Die Versuchsstrafbarkeit im Strafrecht – Das Wichtigste kurz und kompakt für Dich

20.09.2024 | von Florian Bieker



Die Versuchsstrafbarkeit eines Täters ist vermutlich das beliebteste Thema einer Strafrechtklausur aus dem Bereich Strafrecht AT. Jede Klausur lässt sich so konstruieren, dass früher oder später eine Versuchsstrafbarkeit zu prüfen ist. Die Kenntnisse der Struktur und des Prüfungsschemas der Versuchsstrafbarkeit sind elementar. Wird beispielsweise die Prüfungsreihenfolge vertauscht und das Ansetzen vor dem Tatentschluss geprüft, so gilt dies als schwerer Fehler und wird dementsprechend vom Prüfer hart abgestraft.
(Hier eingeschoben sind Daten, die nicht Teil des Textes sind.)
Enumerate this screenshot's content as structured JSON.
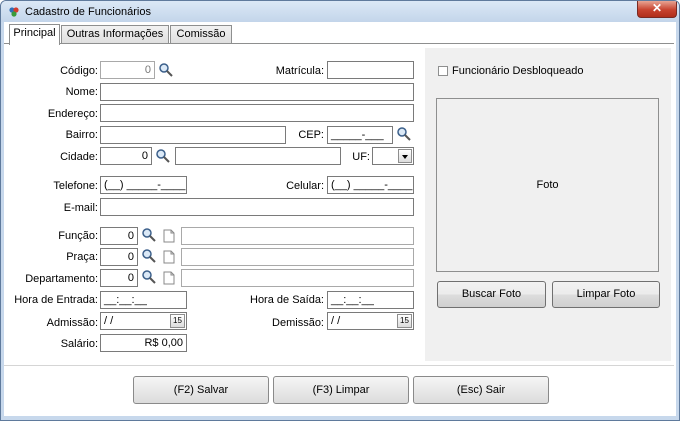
{
  "window": {
    "title": "Cadastro de Funcionários"
  },
  "tabs": [
    {
      "label": "Principal"
    },
    {
      "label": "Outras Informações"
    },
    {
      "label": "Comissão"
    }
  ],
  "form": {
    "codigo": {
      "label": "Código:",
      "value": "0"
    },
    "matricula": {
      "label": "Matrícula:",
      "value": ""
    },
    "nome": {
      "label": "Nome:",
      "value": ""
    },
    "endereco": {
      "label": "Endereço:",
      "value": ""
    },
    "bairro": {
      "label": "Bairro:",
      "value": ""
    },
    "cep": {
      "label": "CEP:",
      "value": "_____-___"
    },
    "cidade": {
      "label": "Cidade:",
      "code": "0",
      "name": ""
    },
    "uf": {
      "label": "UF:",
      "value": ""
    },
    "telefone": {
      "label": "Telefone:",
      "value": "(__) _____-____"
    },
    "celular": {
      "label": "Celular:",
      "value": "(__) _____-____"
    },
    "email": {
      "label": "E-mail:",
      "value": ""
    },
    "funcao": {
      "label": "Função:",
      "code": "0",
      "name": ""
    },
    "praca": {
      "label": "Praça:",
      "code": "0",
      "name": ""
    },
    "departamento": {
      "label": "Departamento:",
      "code": "0",
      "name": ""
    },
    "hora_entrada": {
      "label": "Hora de Entrada:",
      "value": "__:__:__"
    },
    "hora_saida": {
      "label": "Hora de Saída:",
      "value": "__:__:__"
    },
    "admissao": {
      "label": "Admissão:",
      "value": "/  /"
    },
    "demissao": {
      "label": "Demissão:",
      "value": "/  /"
    },
    "salario": {
      "label": "Salário:",
      "value": "R$ 0,00"
    },
    "calendar_glyph": "15"
  },
  "side": {
    "desbloqueado_label": "Funcionário Desbloqueado",
    "foto_label": "Foto",
    "buscar_foto": "Buscar Foto",
    "limpar_foto": "Limpar Foto"
  },
  "footer": {
    "salvar": "(F2) Salvar",
    "limpar": "(F3) Limpar",
    "sair": "(Esc) Sair"
  },
  "colors": {
    "titlebar": "#c7d8ec",
    "close": "#c7432f",
    "panel": "#f0f0f0"
  }
}
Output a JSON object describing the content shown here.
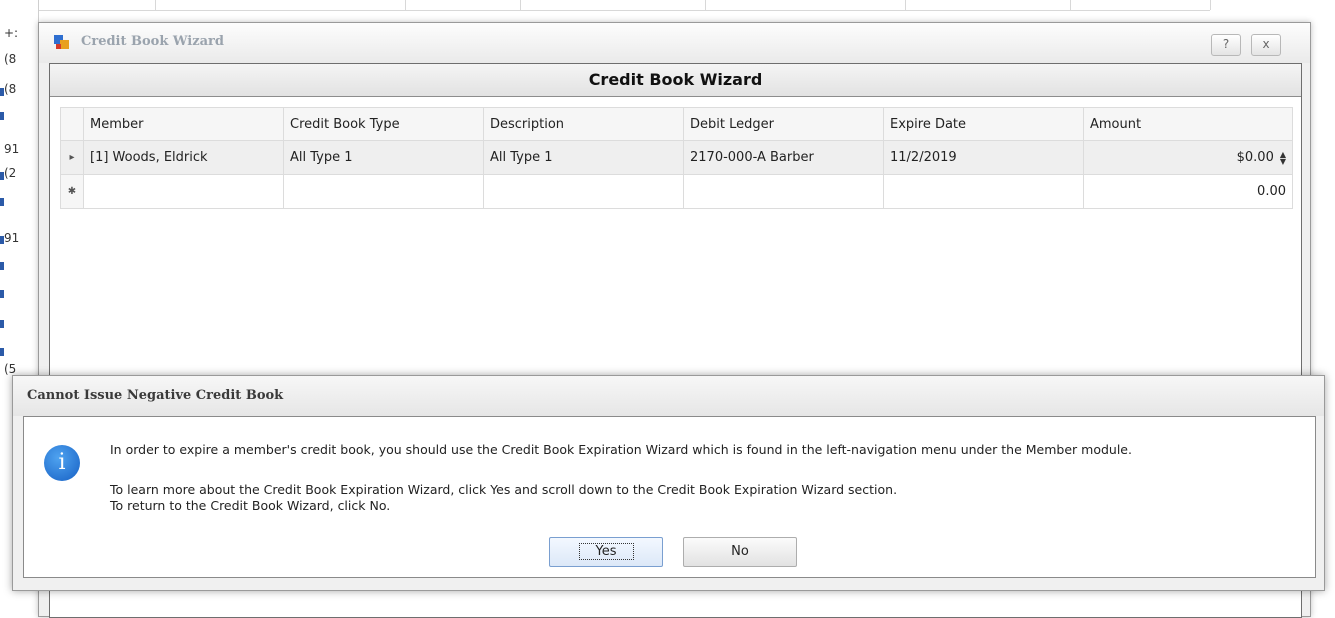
{
  "background": {
    "left_cells": [
      "+:",
      "(8",
      "(8",
      "91",
      "(2",
      "91",
      "(5"
    ]
  },
  "wizard": {
    "window_title": "Credit Book Wizard",
    "help_label": "?",
    "close_label": "x",
    "header": "Credit Book Wizard",
    "columns": [
      "Member",
      "Credit Book Type",
      "Description",
      "Debit Ledger",
      "Expire Date",
      "Amount"
    ],
    "rows": [
      {
        "indicator": "▸",
        "member": "[1] Woods, Eldrick",
        "type": "All Type 1",
        "description": "All Type 1",
        "ledger": "2170-000-A Barber",
        "expire": "11/2/2019",
        "amount": "$0.00"
      }
    ],
    "new_row": {
      "indicator": "✱",
      "amount": "0.00"
    }
  },
  "dialog": {
    "title": "Cannot Issue Negative Credit Book",
    "icon": "info-icon",
    "icon_glyph": "i",
    "line1": "In order to expire a member's credit book, you should use the Credit Book Expiration Wizard which is found in the left-navigation menu under the Member module.",
    "line2": "To learn more about the Credit Book Expiration Wizard, click Yes and scroll down to the Credit Book Expiration Wizard section.",
    "line3": "To return to the Credit Book Wizard, click No.",
    "yes_label": "Yes",
    "no_label": "No"
  }
}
Die Bedeutung der Versuchsstrafbarkeit in der Klausur

Jeder Examenskandidat muss das Schema, die Definitionen und die klassischen Streitstände in dem Bereich der Versuchsstrafbarkeit beherrschen. Bereits ab dem ersten Semester sollte man diese Thematik in regelmäßigen Abständen wiederholen, damit sich das Wichtigste setzt. Im Klausurfall darf man bei einer Klausur über eine Versuchsstrafbarkeit nicht überlegen, wie man eine Versuchsstrafbarkeit prüft, sondern muss dieses Wissen abrufbereit parat haben.  Das ist elementar, um im Examen in der Strafrechtsklausur eine saubere Prüfung der Versuchsstrafbarkeit zu Papier zu bringen, denn das wird, insbesondere in der Examensprüfung, vorausgesetzt.
Im heutigen Blogbeitrag wollen wir Euch daher die wichtigsten Grundsätze, das Schema und die Definitionen sowie ein paar klassische Streitstände der Versuchsstrafbarkeit, die am häufigsten in Klausuren und mündlichen Prüfungen abgefragt werden, näherbringen.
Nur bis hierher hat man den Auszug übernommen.